For should we now swear truce, till Greece and Troy
Might number each her own, and were the Greeks
Distributed in bands, ten Greeks in each,

Our banded decads should exceed so far
Their units, that all Troy could not supply"
For ev'ry ten, a man, to fill us wine;
So far the Grecians, in my thought, surpass
The native Trojans. But her walls include
Still others-men from various cities call'd,
Who much impede me, and defeat my wish
To desolate her streets with sword and fire.
Nine years have also pass'd, nine years complete;
Our ships are rotted, and our tackle marred,
And all our wives and little ones at home
Sit watching our return; meantime, the work
That brought us, is a work still unperform'd.
Accept ye then my counsel. Let us hence-

Hence to our country-since in vain we wait
The fall of Troy, not yet to be subdú'd.

XXIV. Mutinous harangue of Thersites.

WHEREOF Complains, what wants Atrides now?
Thy tents are fill'd with treasure, and contain
The choicest damsels, giv'n thee by the Greeks,
And taken in the towns that we have won.
Or is more gold thy wish? A ransom brought
By some rich Trojan for his son's release,
Whom I, or other valiant Greek may bind?
Or yet some new Chryseïs, to be thine,
And thine for ever?
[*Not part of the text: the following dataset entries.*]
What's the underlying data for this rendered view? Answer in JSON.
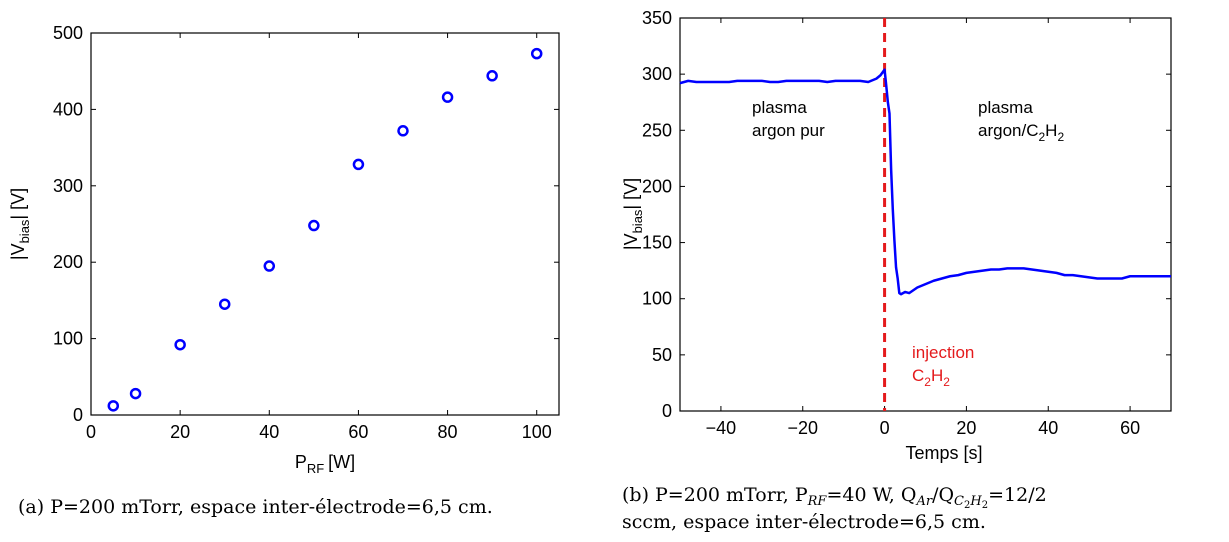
{
  "chart_data": [
    {
      "type": "scatter",
      "title": "",
      "xlabel": {
        "main": "P",
        "sub": "RF",
        "unit": "[W]"
      },
      "ylabel": {
        "pre": "|V",
        "sub": "bias",
        "post": "| [V]"
      },
      "xlim": [
        0,
        105
      ],
      "ylim": [
        0,
        500
      ],
      "xticks": [
        0,
        20,
        40,
        60,
        80,
        100
      ],
      "yticks": [
        0,
        100,
        200,
        300,
        400,
        500
      ],
      "marker": "circle",
      "color": "#0000ff",
      "series": [
        {
          "x": [
            5,
            10,
            20,
            30,
            40,
            50,
            60,
            70,
            80,
            90,
            100
          ],
          "y": [
            12,
            28,
            92,
            145,
            195,
            248,
            328,
            372,
            416,
            444,
            473
          ]
        }
      ],
      "caption": "(a) P=200 mTorr, espace inter-électrode=6,5 cm."
    },
    {
      "type": "line",
      "title": "",
      "xlabel": {
        "main": "Temps [s]"
      },
      "ylabel": {
        "pre": "|V",
        "sub": "bias",
        "post": "| [V]"
      },
      "xlim": [
        -50,
        70
      ],
      "ylim": [
        0,
        350
      ],
      "xticks": [
        -40,
        -20,
        0,
        20,
        40,
        60
      ],
      "xtick_labels": [
        "−40",
        "−20",
        "0",
        "20",
        "40",
        "60"
      ],
      "yticks": [
        0,
        50,
        100,
        150,
        200,
        250,
        300,
        350
      ],
      "color": "#0000ff",
      "series": [
        {
          "x": [
            -50,
            -48,
            -46,
            -44,
            -42,
            -40,
            -38,
            -36,
            -34,
            -32,
            -30,
            -28,
            -26,
            -24,
            -22,
            -20,
            -18,
            -16,
            -14,
            -12,
            -10,
            -8,
            -6,
            -4,
            -2,
            -1,
            0,
            0.4,
            0.8,
            1.2,
            1.6,
            2.0,
            2.4,
            2.8,
            3.2,
            3.6,
            4,
            5,
            6,
            8,
            10,
            12,
            14,
            16,
            18,
            20,
            22,
            24,
            26,
            28,
            30,
            32,
            34,
            36,
            38,
            40,
            42,
            44,
            46,
            48,
            50,
            52,
            54,
            56,
            58,
            60,
            62,
            64,
            66,
            68,
            70
          ],
          "y": [
            292,
            294,
            293,
            293,
            293,
            293,
            293,
            294,
            294,
            294,
            294,
            293,
            293,
            294,
            294,
            294,
            294,
            294,
            293,
            294,
            294,
            294,
            294,
            293,
            296,
            299,
            304,
            290,
            275,
            265,
            215,
            180,
            152,
            128,
            118,
            105,
            104,
            106,
            105,
            110,
            113,
            116,
            118,
            120,
            121,
            123,
            124,
            125,
            126,
            126,
            127,
            127,
            127,
            126,
            125,
            124,
            123,
            121,
            121,
            120,
            119,
            118,
            118,
            118,
            118,
            120,
            120,
            120,
            120,
            120,
            120
          ]
        }
      ],
      "event_line": {
        "x": 0,
        "color": "#e41a1c"
      },
      "annotations": {
        "left": {
          "line1": "plasma",
          "line2": "argon pur"
        },
        "right": {
          "line1": "plasma",
          "line2_pre": "argon/C",
          "sub1": "2",
          "mid": "H",
          "sub2": "2"
        },
        "injection": {
          "line1": "injection",
          "pre": "C",
          "sub1": "2",
          "mid": "H",
          "sub2": "2"
        }
      },
      "caption": {
        "line1_a": "(b) P=200 mTorr, P",
        "line1_sub1": "RF",
        "line1_b": "=40 W, Q",
        "line1_sub2": "Ar",
        "line1_c": "/Q",
        "line1_sub3": "C",
        "line1_subsub3": "2",
        "line1_sub3b": "H",
        "line1_subsub3b": "2",
        "line1_d": "=12/2",
        "line2": "sccm, espace inter-électrode=6,5 cm."
      }
    }
  ]
}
Our Supreme, methinks,
Ought not have caus'd us that accursed plague.

Oh nerveless things! mere women as we are!
Why launch we not our barks, and leave him here.
To brood his hoards alone, that he may learn
The value of a chief without his host?
For he hath dared to irritate a man
Far braver than himself, whose lovely prize
He even now detains. But as for him,
He sleeps; Achilles is an easy man

And gall hath none within him, or his hand
Would make this contumelious, wrong thy last.

XXV. Ulysses' indignant rebuke of Thersites.

THERSITES! railer!-peace-nor deem thyself,
Although thus eloquent, alone excused

The def'rence due to kings. Thou, least of all
Atrides' followers, being, as thou art,

So far the worst of all, shouldst dare to sport
With royal names, or take them on thy lips.
Nor art thou worthier to appoint the Greeks
Their time to voyage home. How soon, how late,
With what success, at last, we shall return,

Is dark and doubtful to the wisest here.